Protecting the rights of sex workers while they are surviving through sex work is a must. But this does not and should not mean a defense and glamourising of sex-work as an industry. Protecting sex workers and abolishing sex work are one and the same thing, extensions of the same human rights principles. For sex work – like many other types of “work” – can never be a dignified “industry” free from exploitation.
Induced consent is not consent. The whole premise of consensual sex work is flawed since that consent is induced by the power of money. And yet, degreed individuals in the development sector and humanities departments put forth all manner of rhetoric that makes them no better than educated collaborators of human traffickers and pimps.
Sex work cannot be an eternal category of work. There is no place for sex work in a civilized society. And all efforts to secure the rights of sex workers must lead in that direction.

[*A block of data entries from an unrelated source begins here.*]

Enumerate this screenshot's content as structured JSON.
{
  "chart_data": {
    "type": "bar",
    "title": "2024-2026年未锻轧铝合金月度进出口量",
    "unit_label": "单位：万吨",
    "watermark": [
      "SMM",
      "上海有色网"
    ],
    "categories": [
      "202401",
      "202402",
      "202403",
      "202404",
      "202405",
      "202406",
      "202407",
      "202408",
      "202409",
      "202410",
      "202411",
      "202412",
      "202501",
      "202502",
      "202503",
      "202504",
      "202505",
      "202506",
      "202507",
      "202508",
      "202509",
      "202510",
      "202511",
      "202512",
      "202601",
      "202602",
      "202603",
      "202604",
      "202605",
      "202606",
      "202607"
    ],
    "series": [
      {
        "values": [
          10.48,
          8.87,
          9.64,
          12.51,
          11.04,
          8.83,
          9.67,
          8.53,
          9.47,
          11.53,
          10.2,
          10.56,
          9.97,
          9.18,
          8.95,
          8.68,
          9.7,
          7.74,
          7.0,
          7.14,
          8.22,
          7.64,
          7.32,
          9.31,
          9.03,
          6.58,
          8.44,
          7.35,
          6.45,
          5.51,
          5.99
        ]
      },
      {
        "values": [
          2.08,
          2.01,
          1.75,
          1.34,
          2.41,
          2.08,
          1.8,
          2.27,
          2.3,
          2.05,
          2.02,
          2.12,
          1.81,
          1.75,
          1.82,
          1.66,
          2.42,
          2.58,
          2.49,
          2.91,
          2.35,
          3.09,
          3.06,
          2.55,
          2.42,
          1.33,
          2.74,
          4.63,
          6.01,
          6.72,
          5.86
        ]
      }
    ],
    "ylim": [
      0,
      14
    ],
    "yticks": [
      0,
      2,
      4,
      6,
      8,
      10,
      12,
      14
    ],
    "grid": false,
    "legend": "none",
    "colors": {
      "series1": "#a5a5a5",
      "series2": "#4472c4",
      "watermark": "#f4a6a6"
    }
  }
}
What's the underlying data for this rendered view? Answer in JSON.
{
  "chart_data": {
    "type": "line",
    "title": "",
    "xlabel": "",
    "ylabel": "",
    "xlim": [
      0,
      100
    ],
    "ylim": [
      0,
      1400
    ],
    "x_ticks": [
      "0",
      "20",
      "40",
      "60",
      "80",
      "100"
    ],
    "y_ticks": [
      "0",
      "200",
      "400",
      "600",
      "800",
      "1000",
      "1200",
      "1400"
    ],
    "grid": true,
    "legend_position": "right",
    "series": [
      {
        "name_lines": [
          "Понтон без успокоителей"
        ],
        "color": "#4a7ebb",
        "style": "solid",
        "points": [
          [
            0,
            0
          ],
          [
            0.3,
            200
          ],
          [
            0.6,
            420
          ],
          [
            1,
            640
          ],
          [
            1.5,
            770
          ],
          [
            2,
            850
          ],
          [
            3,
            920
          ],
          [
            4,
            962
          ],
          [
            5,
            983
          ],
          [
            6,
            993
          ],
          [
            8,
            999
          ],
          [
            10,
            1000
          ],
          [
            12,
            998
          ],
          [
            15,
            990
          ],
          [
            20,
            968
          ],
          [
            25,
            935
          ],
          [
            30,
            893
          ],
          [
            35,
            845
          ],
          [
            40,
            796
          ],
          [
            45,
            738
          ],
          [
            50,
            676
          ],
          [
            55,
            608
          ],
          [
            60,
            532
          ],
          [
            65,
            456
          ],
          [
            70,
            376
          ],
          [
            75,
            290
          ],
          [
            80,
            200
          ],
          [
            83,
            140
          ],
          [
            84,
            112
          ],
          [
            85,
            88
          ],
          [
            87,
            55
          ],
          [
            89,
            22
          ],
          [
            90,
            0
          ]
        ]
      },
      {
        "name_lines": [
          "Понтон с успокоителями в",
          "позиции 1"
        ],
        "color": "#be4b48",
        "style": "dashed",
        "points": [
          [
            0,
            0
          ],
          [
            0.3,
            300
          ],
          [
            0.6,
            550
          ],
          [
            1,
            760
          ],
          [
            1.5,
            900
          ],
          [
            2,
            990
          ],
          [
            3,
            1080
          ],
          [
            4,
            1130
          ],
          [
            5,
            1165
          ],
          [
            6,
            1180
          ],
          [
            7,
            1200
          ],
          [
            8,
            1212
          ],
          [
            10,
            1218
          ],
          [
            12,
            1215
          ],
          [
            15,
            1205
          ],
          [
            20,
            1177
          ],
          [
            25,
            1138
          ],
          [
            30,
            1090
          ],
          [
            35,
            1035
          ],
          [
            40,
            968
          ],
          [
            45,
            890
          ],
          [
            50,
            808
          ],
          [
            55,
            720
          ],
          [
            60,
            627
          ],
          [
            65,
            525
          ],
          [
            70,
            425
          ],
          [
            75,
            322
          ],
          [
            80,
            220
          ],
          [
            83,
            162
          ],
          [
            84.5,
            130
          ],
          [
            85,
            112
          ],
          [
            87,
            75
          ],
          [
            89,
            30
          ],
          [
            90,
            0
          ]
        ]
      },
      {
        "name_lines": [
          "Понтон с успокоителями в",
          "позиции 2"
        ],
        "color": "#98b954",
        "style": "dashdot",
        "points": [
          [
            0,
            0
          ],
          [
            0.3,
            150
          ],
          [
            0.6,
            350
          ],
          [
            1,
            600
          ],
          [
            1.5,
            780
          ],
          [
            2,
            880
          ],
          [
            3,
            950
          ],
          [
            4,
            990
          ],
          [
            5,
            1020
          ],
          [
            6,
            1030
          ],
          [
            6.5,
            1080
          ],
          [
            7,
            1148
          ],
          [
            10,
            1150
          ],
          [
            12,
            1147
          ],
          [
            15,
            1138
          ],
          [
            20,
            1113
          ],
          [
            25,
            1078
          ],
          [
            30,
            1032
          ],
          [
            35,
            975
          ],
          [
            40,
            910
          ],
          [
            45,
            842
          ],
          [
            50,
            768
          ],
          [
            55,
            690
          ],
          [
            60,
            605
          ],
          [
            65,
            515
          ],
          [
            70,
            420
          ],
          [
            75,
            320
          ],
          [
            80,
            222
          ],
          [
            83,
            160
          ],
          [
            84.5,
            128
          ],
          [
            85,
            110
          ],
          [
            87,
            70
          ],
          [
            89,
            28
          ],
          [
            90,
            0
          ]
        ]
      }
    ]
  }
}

Otherwise, more people always get pulled into sex work due to economic hardships and human trafficking and the struggle to protect all of them becomes a slippery slope because an exploitative economy will just find a lesser paid or more vulnerable person to turn into an exploited sex worker.
At The Change Project, the aim is to protect the rights of sex workers in the truest sense. And that includes making conscious efforts towards the abolition of sex work.